Specialist taxation training (which began with BCF Wessex last year) will continue and Volvo’s 20 business centres will have quarterly training.

This quarter the Budget is the focus while next quarter will look at product.

Dealers and the corporate sales team are being encouraged to think of “business sales” and “business users” rather than fleet or corporate.

Cooper points out that a company running two vehicles won’t think of itself as a ‘fleet’ and similarly some dealers who mainly deal with SMEs don’t consider themselves ‘fleet dealers’.

“We want to be more inclusive with our customer base, our dealer network and internally within Volvo,” he explains.

Splitting fleet role into two boosts focus

As national corporate sales operations manager, Selwyn Cooper’s role includes corporate sales, special vehicle (police vehicle) sales and used car disposals.

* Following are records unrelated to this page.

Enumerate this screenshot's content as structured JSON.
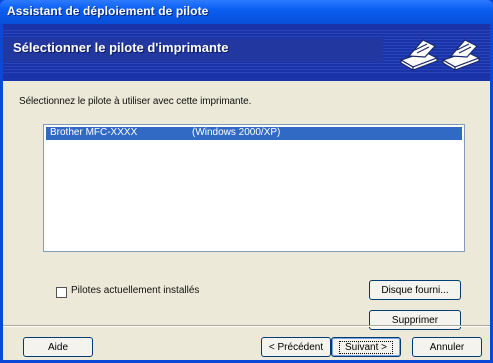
{
  "window": {
    "title": "Assistant de déploiement de pilote"
  },
  "banner": {
    "heading": "Sélectionner le pilote d'imprimante",
    "icon": "printer-icon"
  },
  "instruction": "Sélectionnez le pilote à utiliser avec cette imprimante.",
  "driver_list": {
    "rows": [
      {
        "name": "Brother  MFC-XXXX",
        "os": "(Windows 2000/XP)",
        "selected": true
      }
    ]
  },
  "checkbox": {
    "label": "Pilotes actuellement installés",
    "checked": false
  },
  "buttons": {
    "disk": "Disque fourni...",
    "delete": "Supprimer",
    "help": "Aide",
    "back": "< Précédent",
    "next": "Suivant >",
    "cancel": "Annuler"
  },
  "colors": {
    "titlebar": "#0a5df2",
    "banner": "#1b33a8",
    "selection": "#316ac5",
    "dialog": "#ece9d8"
  }
}
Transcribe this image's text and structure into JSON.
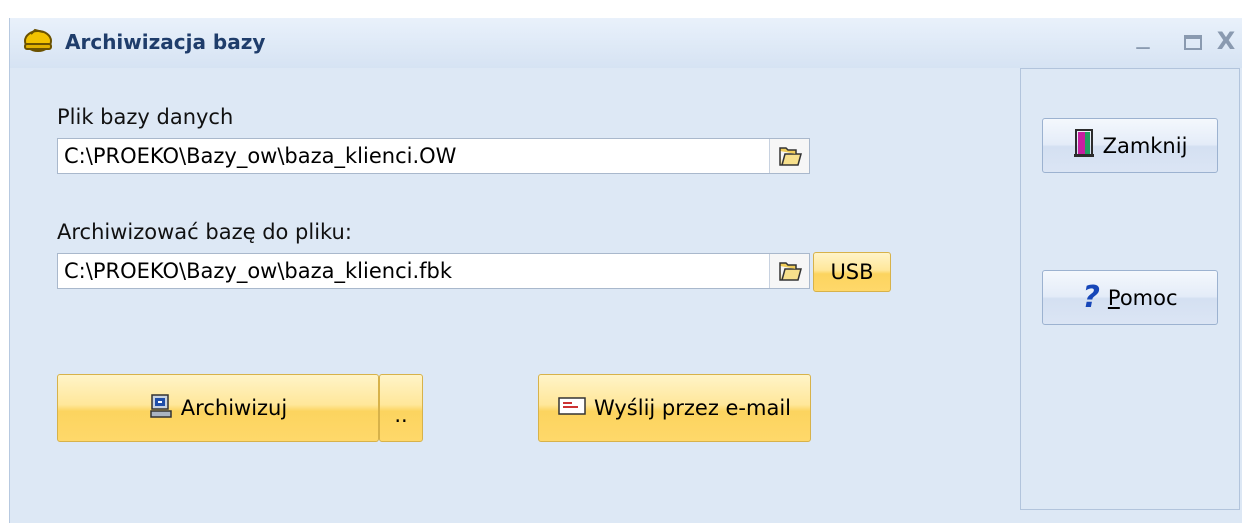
{
  "window": {
    "title": "Archiwizacja bazy",
    "controls": {
      "minimize": "_",
      "close": "X"
    }
  },
  "source": {
    "label": "Plik bazy danych",
    "path": "C:\\PROEKO\\Bazy_ow\\baza_klienci.OW"
  },
  "target": {
    "label": "Archiwizować bazę do pliku:",
    "path": "C:\\PROEKO\\Bazy_ow\\baza_klienci.fbk",
    "usb_label": "USB"
  },
  "actions": {
    "archive_label": "Archiwizuj",
    "more_label": "..",
    "email_label": "Wyślij przez e-mail"
  },
  "side": {
    "close_label": "Zamknij",
    "help_label": "Pomoc"
  },
  "colors": {
    "window_bg": "#dde8f5",
    "title_text": "#1f3d6b",
    "yellow_button": "#ffe07a",
    "blue_button": "#dbe5f4"
  },
  "icons": [
    "app-helmet-icon",
    "folder-open-icon",
    "archive-computer-icon",
    "envelope-icon",
    "exit-door-icon",
    "question-icon"
  ]
}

Cooper’s colleague James Shires manages the end-user sales team which focuses on fleets of 75-plus as well as the business development manager programme with Magma. Shires also works on dealer infrastructure including the newly-formed Business Sales Academy.

An international team provides support for pan-European and worldwide fleet agreements.

Environmental leader

Volvo wants to take a leadership position in Europe on CO2 and a third of its R&D is being invested in bringing down CO2 emissions.

Although DrivE has tended to be Volvo’s lowest CO2 emission models, the brand is trying to reduce emissions across the whole range.

It also has a new engine strategy: in future, no engines will be bigger than 2.0 litres or four cylinders but Volvo will be able to offer the power of bigger engines thanks to turbocharging, electrification or a combination of the two.

This means that drivers will benefit from low CO2 emissions but without compromising on power.

This year sees the launch of the V60 plug-in hybrid – a D5 engine complemented by electric motors on the rear wheels.

It has emissions of just 49g/km and can be recharged from a domestic supply.

Cooper says it will be a “halo effect car” in the corporate sector with only 125 being made available to the UK in the first year, but it marks the start of Volvo’s “electrification strategy”.

All cars based on Volvo’s new scalable platform architecture (a new platform from which Volvo builds its cars) will be able to have a hybrid drivetrain and should mean that more cars like the V60 plug-in hybrid are produced.

Volvo is researching and doing trials with full-electric cars, flywheel KERS (Kinetic Energy Recovery System) and range extenders, but Cooper believes that the immediate future lies with hybrids as they offer “the best combination of all options”.